Unmasking the Genteel Performer: Elizabeth Keckley's Behind the Scenes and the Politics of Public Wrath - Critical Essay
African American Review, Spring, 2000 by Carolyn Sorisio
When Keckley visits the White House to make a dress for President Johnson's daughter, she notes that the sight of the President's daughter "busily at work with a sewing-machine" was "a novel one," as she could not "recollect ever having seen" Mary Todd Lincoln "with a needle in her hand" (225).
Keckley's subtle comparison of the preparedness that women from different races showed in the postbellum era is particularly noticeable in her representation of reunions with her former owners after the war. Keckley's reunion scenes shape her as an active participant in reconstruction history, and we can understand them as genuine attempts to revisit her past and salvage what was useful from it. [9] However, they also highlight her economic success, and juxtapose this success with the status of her former mistresses. For example, when Keckley's former mistress, Miss Ann, asks her if she always feels "kindly" toward her, Keckley answers that the only thing she holds against her is that she "did not give me the advantages of a good education." Miss Ann agrees, but goes on to comment that Keckley has "not suffered much on this score" since she gets "along in the world better than we who enjoyed every educational advantage in childhood" (257). Although this scene is designed to create a mood of reconciliation, K eckley's former mistress's comments reveal that the education Southern ladies received was virtually worthless in the postbellum economy. Keckley underscores her success when one of her former master's daughters comes to see her and is surprised to find Keckley "so comfortably fixed" (259). Likewise, she ends the chapter that contains these reunions with a letter from one of her former master's daughters, who has been forced to take up teaching and is suffering through a Massachusetts winter.
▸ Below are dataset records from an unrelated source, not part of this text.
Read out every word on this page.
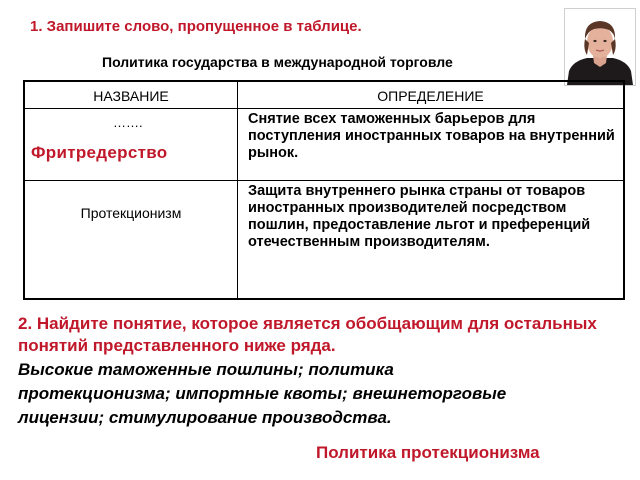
1. Запишите слово, пропущенное в таблице.
Политика государства в международной торговле
НАЗВАНИЕ	ОПРЕДЕЛЕНИЕ

…….
Фритредерство	Снятие всех таможенных барьеров для поступления иностранных товаров на внутренний рынок.
Протекционизм	Защита внутреннего рынка страны от товаров иностранных производителей посредством пошлин, предоставление льгот и преференций отечественным производителям.
2. Найдите понятие, которое является обобщающим для остальных понятий представленного ниже ряда.
Высокие таможенные пошлины; политика протекционизма; импортные квоты; внешнеторговые лицензии; стимулирование производства.
Политика протекционизма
The writer laments that none of the children Keckley worked for were "cut out for 'school marms' [ldots]. I am sure I was only made to ride in my carriage, and play on the piano. Don't you think so?" (265-66). But Keckley does not answer this question explicitly. Rather, she leaves it up to the reader to conclude that her former charge is not so competent, as Keckley in thriving in the social order surfacing after the war.
Nowhere is the juxtaposition between former slaves and former "ladies" more evident than in Keckley's representation of Mary Todd Lincoln's financial excesses. It is in this example that we can explore further the text's narrative pattern of juxtaposition. Keckley calls upon readers to consider the logic structuring her narrative early in her work, when in her Preface she discusses slavery, saying that, if she has "portrayed the dark side of slavery," she has also "painted the bright side" (xi). Just a few pages later, after Keckley has shifted from a discussion of slavery to a justification for writing about Mary Todd Lincoln, she echoes her earlier language, arguing that "history plainly shows that her [Lincoln's] life, like all lives, has its good side as well as its bad side" (xv). Keckley's use of similar language invites the reader to compare the two subjects of her study--the story of her life in slavery and the story of Mary Todd Lincoln--in order to identify connections. Just as her Preface attempts to integrate the different parts of her narrative, so too do individual chapters often reveal a similar pattern of juxtaposition. In effect, we can read some chapters as a synecdoche for the overall structure of the book, as Keckley often intertwines seemingly disparate but actually relevant topics with one another. Such is the case in Chapter Nine, which functions to compare ironically Mary Todd Lincoln with the Contraband population in Washington. Keckley begins by describing the freedmen and women who arrive in Washington with "exaggerated ideas of liberty" (139), particularly one "good old, simple-minded woman" who was "fresh from a life of servitude" and seemed to think that "the President and his wife had nothing to do but to supply the extravagant wants of every one that applied to them" (141-42). However, Keckley clarifies that this woman's wants were in fact "not very extravagant," that the freed woman was only upset because Mrs. Lincoln had not given her the standard present of two sets of undergar ments that mistresses often provided for their slaves each year.